If we were able to cut away a section of such an asteroid, it would reveal several layers. On the outside there would be a stony layer. Beneath that would be a layer of heavier rock containing a significant amount of iron. Then at the core of the asteroid would be a very dense center composed almost entirely of iron with a little of the metal named nickel and only small amounts of other elements. Meteorites like the Sikhote-Alin come from the cores of asteroids. (Some meteorites contain less iron than Sikhote-Alins and would come from the middle or outer layers of asteroids.)
So, if meteorites come from asteroids, how do they get from the Asteroid Belt to the Earth? The answer is that an asteroid must somehow be pushed out of its orbit, and that could happen most easily if one asteroid hits another one. The impact would not only change the asteroid's course, but it could be strong enough to shatter the rock into many pieces, releasing even parts of the core to fly free as chunks of iron. When these pieces of an asteroid happen to fly near the Earth, our planet's gravity pulls them in, and they fall at great speed through our atmosphere. Traveling so fast as they plummet to earth, they become very hot. Most burn up, and sometimes we see these as streaks of light or occasionally balls of fire in the night sky. When a piece of rock from space enters our atmosphere, we call it a meteorite.
An iron meteorite like the Sikhote-Alin was big and dense enough to survive the trip through the Earth's atmosphere. Even though a lot of it burned up in the air, and the heat caused it to explode into many fragments, much of it was still able reach all the way to the ground with a spectacular trail of smoke and fire visible in daytime.

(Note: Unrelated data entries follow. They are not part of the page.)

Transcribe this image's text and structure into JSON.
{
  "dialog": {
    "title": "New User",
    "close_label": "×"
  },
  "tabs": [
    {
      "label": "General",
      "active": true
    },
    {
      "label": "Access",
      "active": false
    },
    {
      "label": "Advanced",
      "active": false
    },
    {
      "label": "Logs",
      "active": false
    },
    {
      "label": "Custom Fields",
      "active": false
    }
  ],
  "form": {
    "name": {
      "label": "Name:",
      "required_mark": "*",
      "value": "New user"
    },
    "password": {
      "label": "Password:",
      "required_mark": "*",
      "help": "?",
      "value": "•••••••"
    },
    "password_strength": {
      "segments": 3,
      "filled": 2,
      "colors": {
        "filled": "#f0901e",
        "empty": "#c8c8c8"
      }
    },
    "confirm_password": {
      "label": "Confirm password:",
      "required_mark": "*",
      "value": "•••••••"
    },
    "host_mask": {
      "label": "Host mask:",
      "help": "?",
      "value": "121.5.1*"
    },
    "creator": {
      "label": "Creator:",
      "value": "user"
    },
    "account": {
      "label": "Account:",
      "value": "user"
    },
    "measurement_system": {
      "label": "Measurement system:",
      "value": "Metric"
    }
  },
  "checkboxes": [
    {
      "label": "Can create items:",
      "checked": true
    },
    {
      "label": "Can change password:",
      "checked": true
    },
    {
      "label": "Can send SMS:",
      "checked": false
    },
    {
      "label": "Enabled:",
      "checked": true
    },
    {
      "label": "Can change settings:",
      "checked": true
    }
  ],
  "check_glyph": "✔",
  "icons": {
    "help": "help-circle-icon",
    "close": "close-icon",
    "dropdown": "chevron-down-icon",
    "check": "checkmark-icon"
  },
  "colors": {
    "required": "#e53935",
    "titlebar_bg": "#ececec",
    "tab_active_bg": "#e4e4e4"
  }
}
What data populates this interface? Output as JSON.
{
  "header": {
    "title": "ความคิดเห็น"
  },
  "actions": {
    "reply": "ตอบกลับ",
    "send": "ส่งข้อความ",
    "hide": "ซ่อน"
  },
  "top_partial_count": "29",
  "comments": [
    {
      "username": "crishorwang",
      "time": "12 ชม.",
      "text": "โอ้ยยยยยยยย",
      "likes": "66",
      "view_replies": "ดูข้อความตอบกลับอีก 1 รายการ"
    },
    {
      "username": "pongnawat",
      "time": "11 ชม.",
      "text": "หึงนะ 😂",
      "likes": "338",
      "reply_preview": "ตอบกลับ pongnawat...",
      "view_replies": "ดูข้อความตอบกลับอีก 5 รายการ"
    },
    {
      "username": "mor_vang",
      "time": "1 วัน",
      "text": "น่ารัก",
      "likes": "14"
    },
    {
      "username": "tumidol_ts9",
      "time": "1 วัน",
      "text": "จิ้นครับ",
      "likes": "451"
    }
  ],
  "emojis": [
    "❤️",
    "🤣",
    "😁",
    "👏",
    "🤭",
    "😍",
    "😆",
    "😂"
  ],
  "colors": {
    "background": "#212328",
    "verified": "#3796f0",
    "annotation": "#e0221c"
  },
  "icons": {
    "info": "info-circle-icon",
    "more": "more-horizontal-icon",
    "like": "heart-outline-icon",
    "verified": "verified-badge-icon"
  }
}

Most meteorites are the remnants of asteroids from the Asteroid Belt. The Sikhote-Alin fall helped scientists to figure that out, because eyewitnesses were able to report important observations, like the angle in which it fell --and that helped indicate the path by which it came to the Earth. By studying these rocks from space, we also learn a great deal about our own planet. Iron meteorites like Sikhote-Alin, from the core of asteroids, have given us clues about what the very center of the Earth is probably like. When you hold a Sikhote-Alin meteorite, you hold a piece of rock that once was deep inside an asteroid that floated in space beyond Mars --a piece of the heavens that journeyed over 100,000,000 miles from the Asteroid Belt, happened to wander into Earth's orbital path, and survived a fiery descent through our atmosphere. These rocks are cosmic travelers.